100%|██████████| 100/100 [00:00<00:00, 1225.59it/s]
100%|██████████| 100/100 [00:00<00:00, 6500.68it/s]

Successfully generated context and mutant sequences. Total valid records: 100





3. Compute the NT scores

In [4]:
import torch
import numpy as np
import random
from transformers import AutoModelForMaskedLM, AutoTokenizer
from torch.utils.data import DataLoader
from tqdm import tqdm

# Set random seed for reproducibility
def set_seed(seed=42):
    random.seed(seed)
    np.random.seed(seed)
    torch.manual_seed(seed)
    if torch.cuda.is_available():
        torch.cuda.manual_seed(seed)
        torch.backends.cudnn.deterministic = True
        torch.backends.cudnn.benchmark = False

set_seed(42)

# Set device
device = torch.device("cuda" if torch.cuda.is_available() else "cpu")

# Load Nucleotide Transformer 2.5B (multi-species)
model = AutoModelForMaskedLM.from_pretrained(
    "InstaDeepAI/nucleotide-transformer-2.5b-multi-species",
    trust_remote_code=True
)

# Use DataParallel for multi-GPU inference
if torch.cuda.device_count() > 1:
    print(f"Using {torch.cuda.device_count()} GPUs for inference!")
    model = torch.nn.DataParallel(model)

tokenizer = AutoTokenizer.from_pretrained(
    "InstaDeepAI/nucleotide-transformer-2.5b-multi-species",
    trust_remote_code=True
)

model.to(device)
model.eval()

# Batch inference function (returns CLS embeddings)
@torch.no_grad()
def predict_batch(sequences, batch_size=2):
    embeddings = []
    dataloader = DataLoader(sequences, batch_size=batch_size)
    for batch in tqdm(dataloader, desc="Predicting Batch", leave=True):
        inputs = tokenizer(list(batch), return_tensors="pt", padding=True, truncation=True)
        inputs = {k: v.to(device) for k, v in inputs.items()}
        outputs = model(**inputs, output_hidden_states=True)
        last_hidden_state = outputs.hidden_states[-1]
        cls_embeddings = last_hidden_state[:, 0, :].cpu()
        embeddings.append(cls_embeddings)
    return torch.cat(embeddings, dim=0).numpy()

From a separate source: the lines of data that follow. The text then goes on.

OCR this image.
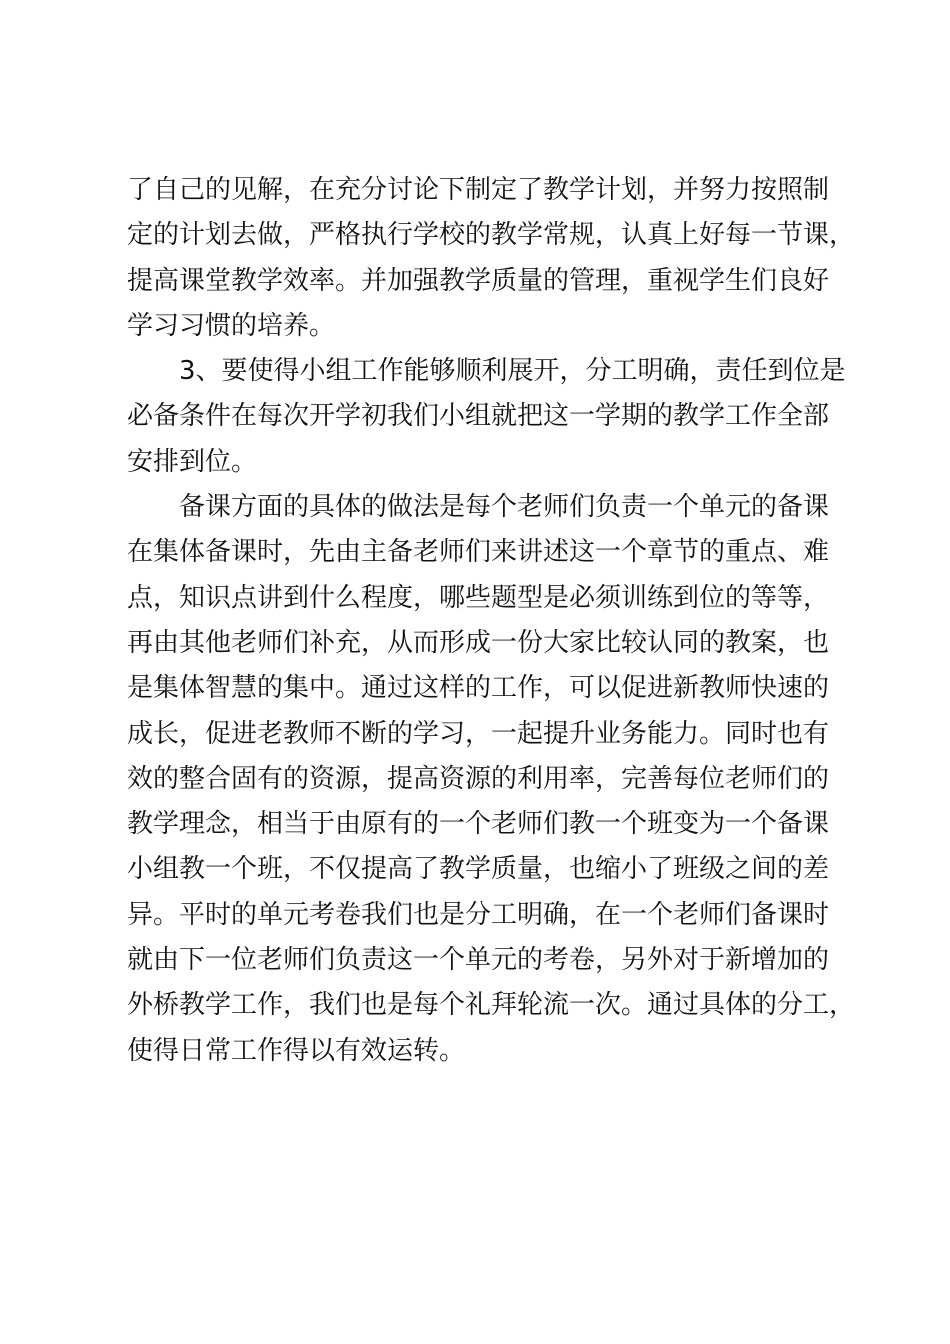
了自己的见解，在充分讨论下制定了教学计划，并努力按照制
定的计划去做，严格执行学校的教学常规，认真上好每一节课，
提高课堂教学效率。并加强教学质量的管理，重视学生们良好
学习习惯的培养。
3、要使得小组工作能够顺利展开，分工明确，责任到位是
必备条件在每次开学初我们小组就把这一学期的教学工作全部
安排到位。
备课方面的具体的做法是每个老师们负责一个单元的备课
在集体备课时，先由主备老师们来讲述这一个章节的重点、难
点，知识点讲到什么程度，哪些题型是必须训练到位的等等，
再由其他老师们补充，从而形成一份大家比较认同的教案，也
是集体智慧的集中。通过这样的工作，可以促进新教师快速的
成长，促进老教师不断的学习，一起提升业务能力。同时也有
效的整合固有的资源，提高资源的利用率，完善每位老师们的
教学理念，相当于由原有的一个老师们教一个班变为一个备课
小组教一个班，不仅提高了教学质量，也缩小了班级之间的差
异。平时的单元考卷我们也是分工明确，在一个老师们备课时
就由下一位老师们负责这一个单元的考卷，另外对于新增加的
外桥教学工作，我们也是每个礼拜轮流一次。通过具体的分工，
使得日常工作得以有效运转。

# Extract wild-type and mutant sequences
context_sequences = df["Context_Sequence"].tolist()
mutant_sequences = df["Mutant_Sequence"].tolist()

# Run inference
print("Predicting Wild-Type Sequences...")
wt_embeddings = predict_batch(context_sequences, batch_size=1)

print("Predicting Mutant Sequences...")
mut_embeddings = predict_batch(mutant_sequences, batch_size=1)

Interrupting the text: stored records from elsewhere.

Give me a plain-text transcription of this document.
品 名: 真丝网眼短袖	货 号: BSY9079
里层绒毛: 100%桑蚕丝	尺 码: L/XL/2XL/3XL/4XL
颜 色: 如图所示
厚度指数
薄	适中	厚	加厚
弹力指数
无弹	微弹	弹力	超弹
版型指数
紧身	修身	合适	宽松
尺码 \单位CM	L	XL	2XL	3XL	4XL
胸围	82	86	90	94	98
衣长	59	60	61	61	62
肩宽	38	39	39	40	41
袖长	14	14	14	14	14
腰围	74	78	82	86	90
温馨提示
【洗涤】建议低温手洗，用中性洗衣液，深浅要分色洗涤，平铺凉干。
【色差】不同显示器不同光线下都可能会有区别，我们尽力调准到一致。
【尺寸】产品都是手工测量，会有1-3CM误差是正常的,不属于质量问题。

# Compute L2 distance between WT and mutant embeddings
l2_scores = np.linalg.norm(wt_embeddings - mut_embeddings, axis=1)

# Save scores to original dataframe
df["NT"] = l2_scores
df.to_csv("nt.csv")
print("Nucleotide Transformer scoring complete. L2 distances saved to column 'NT'.")

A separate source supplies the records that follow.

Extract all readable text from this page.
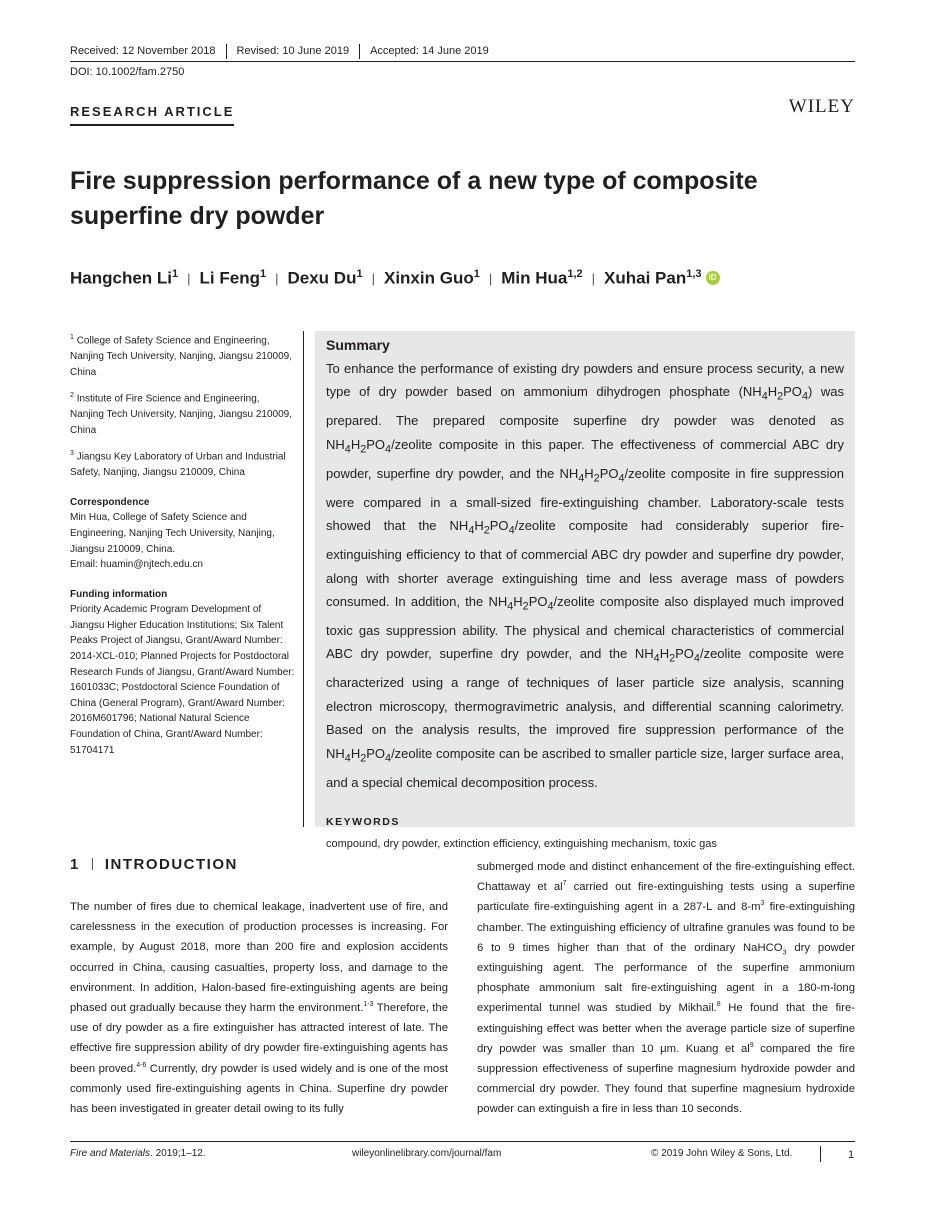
Received: 12 November 2018	Revised: 10 June 2019	Accepted: 14 June 2019
DOI: 10.1002/fam.2750
RESEARCH ARTICLE	WILEY
Fire suppression performance of a new type of composite
superfine dry powder
Hangchen Li$^1$ | Li Feng$^1$ | Dexu Du$^1$ | Xinxin Guo$^1$ | Min Hua$^{1,2}$ | Xuhai Pan$^{1,3}$ iD

$^1$ College of Safety Science and Engineering, Nanjing Tech University, Nanjing, Jiangsu 210009, China

$^2$ Institute of Fire Science and Engineering, Nanjing Tech University, Nanjing, Jiangsu 210009, China

$^3$ Jiangsu Key Laboratory of Urban and Industrial Safety, Nanjing, Jiangsu 210009, China

Correspondence

Min Hua, College of Safety Science and Engineering, Nanjing Tech University, Nanjing, Jiangsu 210009, China.

Email: huamin@njtech.edu.cn

Funding information

Priority Academic Program Development of Jiangsu Higher Education Institutions; Six Talent Peaks Project of Jiangsu, Grant/Award Number: 2014-XCL-010; Planned Projects for Postdoctoral Research Funds of Jiangsu, Grant/Award Number: 1601033C; Postdoctoral Science Foundation of China (General Program), Grant/Award Number: 2016M601796; National Natural Science Foundation of China, Grant/Award Number: 51704171

Summary

To enhance the performance of existing dry powders and ensure process security, a new type of dry powder based on ammonium dihydrogen phosphate $(NH_4H_2PO_4)$ was prepared. The prepared composite superfine dry powder was denoted as $NH_4H_2PO_4$/zeolite composite in this paper. The effectiveness of commercial ABC dry powder, superfine dry powder, and the $NH_4H_2PO_4$/zeolite composite in fire suppression were compared in a small-sized fire-extinguishing chamber. Laboratory-scale tests showed that the $NH_4H_2PO_4$/zeolite composite had considerably superior fire-extinguishing efficiency to that of commercial ABC dry powder and superfine dry powder, along with shorter average extinguishing time and less average mass of powders consumed. In addition, the $NH_4H_2PO_4$/zeolite composite also displayed much improved toxic gas suppression ability. The physical and chemical characteristics of commercial ABC dry powder, superfine dry powder, and the $NH_4H_2PO_4$/zeolite composite were characterized using a range of techniques of laser particle size analysis, scanning electron microscopy, thermogravimetric analysis, and differential scanning calorimetry. Based on the analysis results, the improved fire suppression performance of the $NH_4H_2PO_4$/zeolite composite can be ascribed to smaller particle size, larger surface area, and a special chemical decomposition process.

KEYWORDS
compound, dry powder, extinction efficiency, extinguishing mechanism, toxic gas
1 INTRODUCTION

The number of fires due to chemical leakage, inadvertent use of fire, and carelessness in the execution of production processes is increasing. For example, by August 2018, more than 200 fire and explosion accidents occurred in China, causing casualties, property loss, and damage to the environment. In addition, Halon-based fire-extinguishing agents are being phased out gradually because they harm the environment.$^{1-3}$ Therefore, the use of dry powder as a fire extinguisher has attracted interest of late. The effective fire suppression ability of dry powder fire-extinguishing agents has been proved.$^{4-6}$ Currently, dry powder is used widely and is one of the most commonly used fire-extinguishing agents in China. Superfine dry powder has been investigated in greater detail owing to its fully

submerged mode and distinct enhancement of the fire-extinguishing effect. Chattaway et $al^7$ carried out fire-extinguishing tests using a superfine particulate fire-extinguishing agent in a 287-L and $8-m^3$ fire-extinguishing chamber. The extinguishing efficiency of ultrafine granules was found to be 6 to 9 times higher than that of the ordinary NaHCO$_3$ dry powder extinguishing agent. The performance of the superfine ammonium phosphate ammonium salt fire-extinguishing agent in a 180-m-long experimental tunnel was studied by Mikhail.$^8$ He found that the fire-extinguishing effect was better when the average particle size of superfine dry powder was smaller than 10 μm. Kuang et $al^9$ compared the fire suppression effectiveness of superfine magnesium hydroxide powder and commercial dry powder. They found that superfine magnesium hydroxide powder can extinguish a fire in less than 10 seconds.

Fire and Materials. 2019;1–12.	wileyonlinelibrary.com/journal/fam	© 2019 John Wiley & Sons, Ltd.	1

Loading checkpoint shards:   0%|          | 0/2 [00:00<?, ?it/s]

Predicting Wild-Type Sequences...


Predicting Batch: 100%|██████████| 100/100 [00:50<00:00,  2.00it/s]


Predicting Mutant Sequences...


Predicting Batch: 100%|██████████| 100/100 [00:51<00:00,  1.95it/s]

Nucleotide Transformer scoring complete. L2 distances saved to column 'NT'.